Energie- und Schiffbaukonzern mit trüben Aussichten: Babcock Borsig kündigt Einsparungen an

Energie- und Schiffbaukonzern mit trüben Aussichten
Babcock Borsig kündigt Einsparungen an

Der Energietechnik- und Schiffbaukonzern Babcock Borsig erwartet im laufenden Geschäftsjahr (30. September) keinen Gewinn im operativen Geschäft.
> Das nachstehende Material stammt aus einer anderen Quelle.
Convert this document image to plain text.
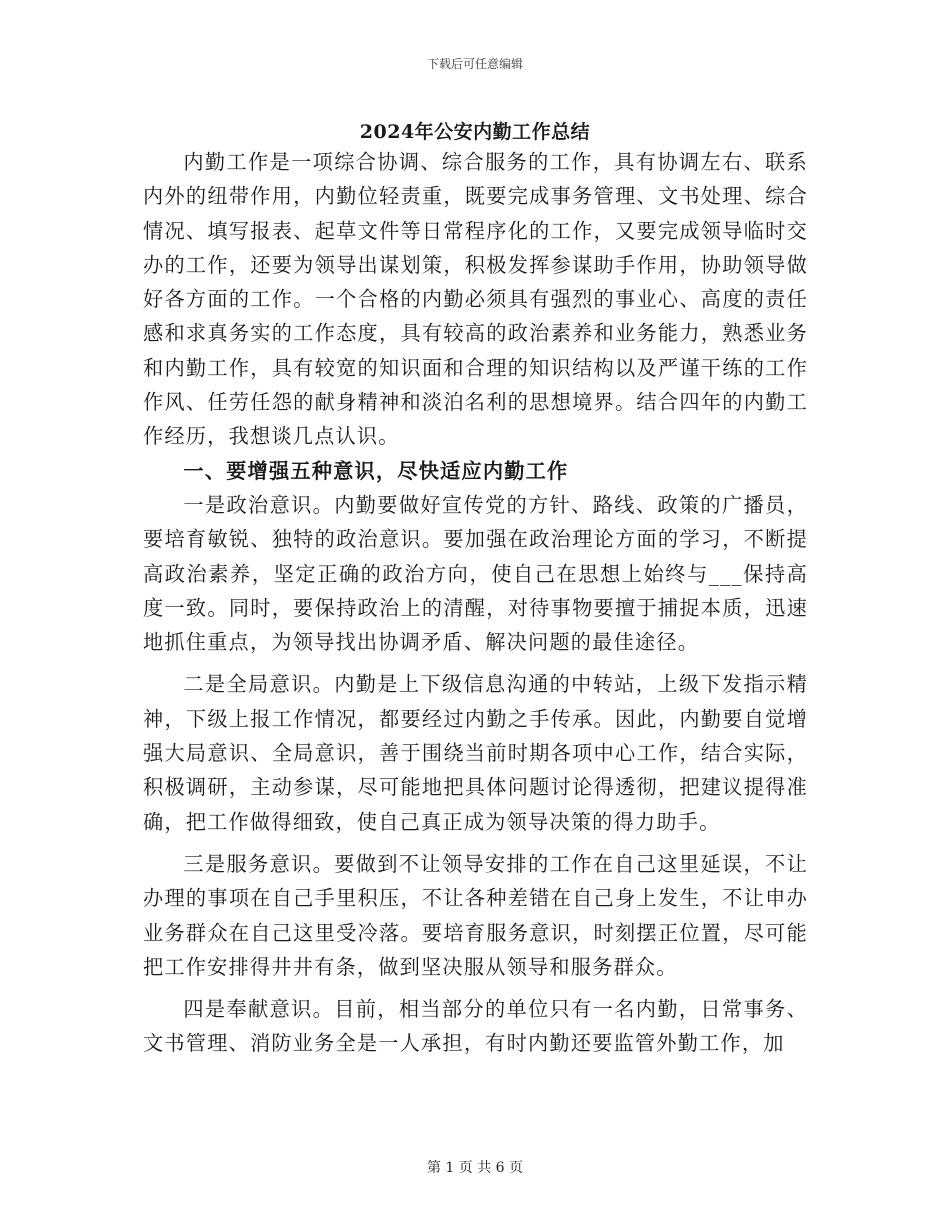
下载后可任意编辑
2024年公安内勤工作总结

内勤工作是一项综合协调、综合服务的工作，具有协调左右、联系内外的纽带作用，内勤位轻责重，既要完成事务管理、文书处理、综合情况、填写报表、起草文件等日常程序化的工作，又要完成领导临时交办的工作，还要为领导出谋划策，积极发挥参谋助手作用，协助领导做好各方面的工作。一个合格的内勤必须具有强烈的事业心、高度的责任感和求真务实的工作态度，具有较高的政治素养和业务能力，熟悉业务和内勤工作，具有较宽的知识面和合理的知识结构以及严谨干练的工作作风、任劳任怨的献身精神和淡泊名利的思想境界。结合四年的内勤工作经历，我想谈几点认识。

一、要增强五种意识，尽快适应内勤工作

一是政治意识。内勤要做好宣传党的方针、路线、政策的广播员，要培育敏锐、独特的政治意识。要加强在政治理论方面的学习，不断提高政治素养，坚定正确的政治方向，使自己在思想上始终与___保持高度一致。同时，要保持政治上的清醒，对待事物要擅于捕捉本质，迅速地抓住重点，为领导找出协调矛盾、解决问题的最佳途径。

二是全局意识。内勤是上下级信息沟通的中转站，上级下发指示精神，下级上报工作情况，都要经过内勤之手传承。因此，内勤要自觉增强大局意识、全局意识，善于围绕当前时期各项中心工作，结合实际，积极调研，主动参谋，尽可能地把具体问题讨论得透彻，把建议提得准确，把工作做得细致，使自己真正成为领导决策的得力助手。

三是服务意识。要做到不让领导安排的工作在自己这里延误，不让办理的事项在自己手里积压，不让各种差错在自己身上发生，不让申办业务群众在自己这里受冷落。要培育服务意识，时刻摆正位置，尽可能把工作安排得井井有条，做到坚决服从领导和服务群众。

四是奉献意识。目前，相当部分的单位只有一名内勤，日常事务、文书管理、消防业务全是一人承担，有时内勤还要监管外勤工作，加

第 1 页 共 6 页
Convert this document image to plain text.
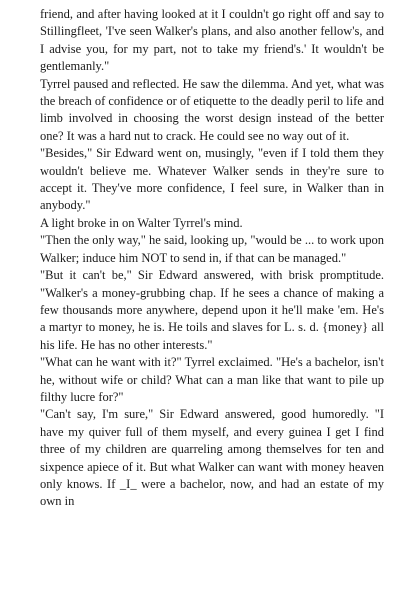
friend, and after having looked at it I couldn't go right off and say to Stillingfleet, 'I've seen Walker's plans, and also another fellow's, and I advise you, for my part, not to take my friend's.' It wouldn't be gentlemanly."

Tyrrel paused and reflected. He saw the dilemma. And yet, what was the breach of confidence or of etiquette to the deadly peril to life and limb involved in choosing the worst design instead of the better one? It was a hard nut to crack. He could see no way out of it.

"Besides," Sir Edward went on, musingly, "even if I told them they wouldn't believe me. Whatever Walker sends in they're sure to accept it. They've more confidence, I feel sure, in Walker than in anybody."

A light broke in on Walter Tyrrel's mind.

"Then the only way," he said, looking up, "would be ... to work upon Walker; induce him NOT to send in, if that can be managed."

"But it can't be," Sir Edward answered, with brisk promptitude. "Walker's a money-grubbing chap. If he sees a chance of making a few thousands more anywhere, depend upon it he'll make 'em. He's a martyr to money, he is. He toils and slaves for L. s. d. {money} all his life. He has no other interests."

"What can he want with it?" Tyrrel exclaimed. "He's a bachelor, isn't he, without wife or child? What can a man like that want to pile up filthy lucre for?"

"Can't say, I'm sure," Sir Edward answered, good humoredly. "I have my quiver full of them myself, and every guinea I get I find three of my children are quarreling among themselves for ten and sixpence apiece of it. But what Walker can want with money heaven only knows. If _I_ were a bachelor, now, and had an estate of my own in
dpa DÜSSELDORF. Gleichzeitig kündigte der Energietechnik- und Schiffbaukonzern am Donnerstag in Düsseldorf an, das hochprofitable Geschäft mit dem Bau von Marine-Schiffen weiter auszubauen. Um 20 % sollen die Kosten in allen Konzernbereichen insgesamt sinken. Dazu beitragen soll auch der konzernweite Abbau von rund 1150 Arbeitsplätzen. Ende des vergangenen Geschäftsjahres beschäftigte das Unternehmen weltweit rund 27 000 Mitarbeiter.

Zum Ausbau des Marinegeschäfts gehöre die Aufstockung der Beteiligung an der Kieler Howaldtswerke Werft-Deutsche AG (HDW) auf 100 %, sagte Vorstandschef Klaus Lederer bei der Vorlage der Jahresbilanz 2000/01 (30.9.). Derzeit hält Babcock einen 50 %-Anteil plus einer Aktie an der größten deutschen Werft. Die Werft verfüge über ein Rekord-Auftragsvolumen von 5,2 Mrd. Euro, berichtete Lederer. Zwei weitere Großaufträge über 2 Mrd. Euro würden erwartet.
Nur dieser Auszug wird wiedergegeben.